I also installed a new aftermarket cluster, alternator kit, & tach cable on my 1970 3000 diesel with the same result. I used a calibration tachometer (from work) and checked the actual engine RPMs against the new tach indicated RPM. They were off about the same as yours. I considered replacing the alternator gear with a bigger one, but after doing the math (correctly I hope), I would have had to change from the original 3 or 3-1/2" (I would have to look at my notes) gear to a huge one. I think it would have to be 4-1/2" or 5" to get the tach to be accurate. Instead, I made a chart so I would know what RPM I was actually running. Then, I decided to see if I could make the tachometer more accurate. I took it apart, could not find any adjustment or anything. Put it back together.
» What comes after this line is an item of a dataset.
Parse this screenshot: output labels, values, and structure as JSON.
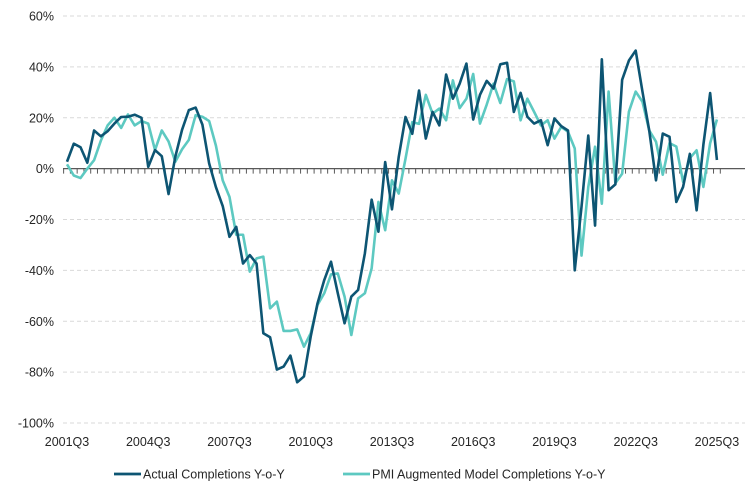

Well, after fiddling with it (gently I thought), it is now just whacky, and I can't fix it. I really don't need the tach for bushhogging and such, but it would be nice to keep track of tractor running hours for maintenance purposes and just to be OCD. I may look into Ultradog's suggestion. Sounds like the best solution for me. From his post, I assume I would have to get a counterclockwise tach rather than the clockwise tach I have now. I don't know why the aftermarket cluster tach doesn't work with the alternator kit. I assume the alternator tach drive gearing doesn't put out the correct RPM or the cluster tach is just not accurate. If I hadn't of waited so long after purchasing the cluster and alternator (alsost a year) to install them, I would have probably sent the cluster back for an exchange.


----------



## Hacke (Feb 22, 2011)

Sad about the tachometer. It is a small comfort, but you are not alone in the curiosity community.

I suppose the alternator has a gear box like this:
https://www.aidtractor.com/part/1100-0545

You could change the gears to correct the speed.


----------